Similar chassis to Antec P280?


----------



## [H]@RD5TUFF (Sep 27, 2012)

Very nice I like it, man Bit Fenix is pumping out the hot cases lately.


----------



## Sherlock (Sep 27, 2012)

Frick said:


> same here usually but what makes this the better (imo) is the solid side. i dont like vent holes at the sides.




That vent hole on R4 is for people who want to cool their SLI GPUs, you could also get the windowed version with no vent holes. Plus it is blocked off if you don't need to mount a fan there.


----------



## Frick (Sep 27, 2012)

Sherlock said:


> That vent hole on R4 is for people who want to cool their SLI GPUs, you could also get the windowed version with no vent holes. Plus it is blocked off if you don't need to mount a fan there.



I know but still.. And no windows please, I dislike them even more.


----------



## Casecutter (Oct 1, 2012)

This is trying to straddle both something for quiet home/office/server/NAS, and then they configure it more as a full-on gaming chassis and that's where it falls flat!  

For me I see it as home/office, but the openings top vents and bottom mount PSU screws that.  Bottom PSU’s mean cleaning the filter  and most folk in pedestrian locations that can be hard to access, and nobody cleans them.  The top vents for a dual radiator, if not using them noise radiate out crap falls in.  While single radiator OEM system is admirable for low noise that really all you want, as if you’d OC brink in a home/office on a dual radiator is a bit over the top.  It can be a nice gaming box and that where it mostly shines, although as gaming machine it needs vitality, strength, a little pizazz.  I’m just not getting it? 

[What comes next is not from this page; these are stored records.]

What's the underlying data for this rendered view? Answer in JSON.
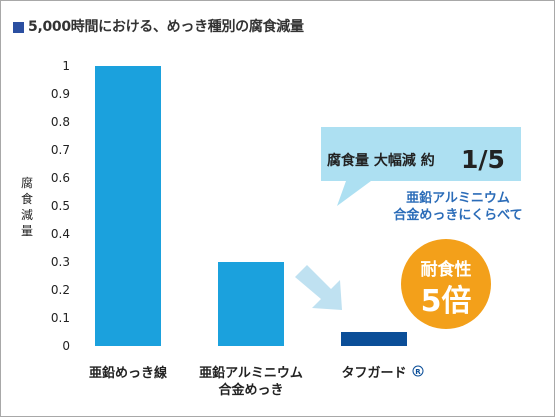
{
  "title": "5,000時間における、めっき種別の腐食減量",
  "colors": {
    "title_marker": "#2b4fa1",
    "bar_light": "#1ba1dd",
    "bar_dark": "#0b4e98",
    "arrow": "#bfe1f1",
    "callout_light": "#ade0f2",
    "callout_accent": "#2b6cb8",
    "badge": "#f3a01a"
  },
  "chart_data": {
    "type": "bar",
    "title": "5,000時間における、めっき種別の腐食減量",
    "ylabel": "腐食減量",
    "ylim": [
      0,
      1
    ],
    "yticks": [
      "0",
      "0.1",
      "0.2",
      "0.3",
      "0.4",
      "0.5",
      "0.6",
      "0.7",
      "0.8",
      "0.9",
      "1"
    ],
    "grid": false,
    "categories": [
      [
        "亜鉛めっき線"
      ],
      [
        "亜鉛アルミニウム",
        "合金めっき"
      ],
      [
        "タフガード"
      ]
    ],
    "values": [
      1.0,
      0.3,
      0.05
    ],
    "registered_mark": "R"
  },
  "callout": {
    "text": "腐食量 大幅減 約",
    "emphasis": "1/5",
    "note": [
      "亜鉛アルミニウム",
      "合金めっきにくらべて"
    ]
  },
  "badge": {
    "line1": "耐食性",
    "line2": "5倍"
  }
}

The biggest issue is the top facing I/O, USB, mounting, why is that so a rouge staple can catch in there and short-out everything, not just dust and anything else. I would be smart and have that as a module that could be switched/configure to face to the front or top if that what you want.  The other thing is it’s just flat, black, boring front.  For an office/server/NAS that’s great, but for a home use machine I’d like something more distinctive.  The door could use some off-setting trim in like gun-metal chrome, or carbon-fiber, brushed aluminum… something that provides it a distinct-unique character for various environments.


----------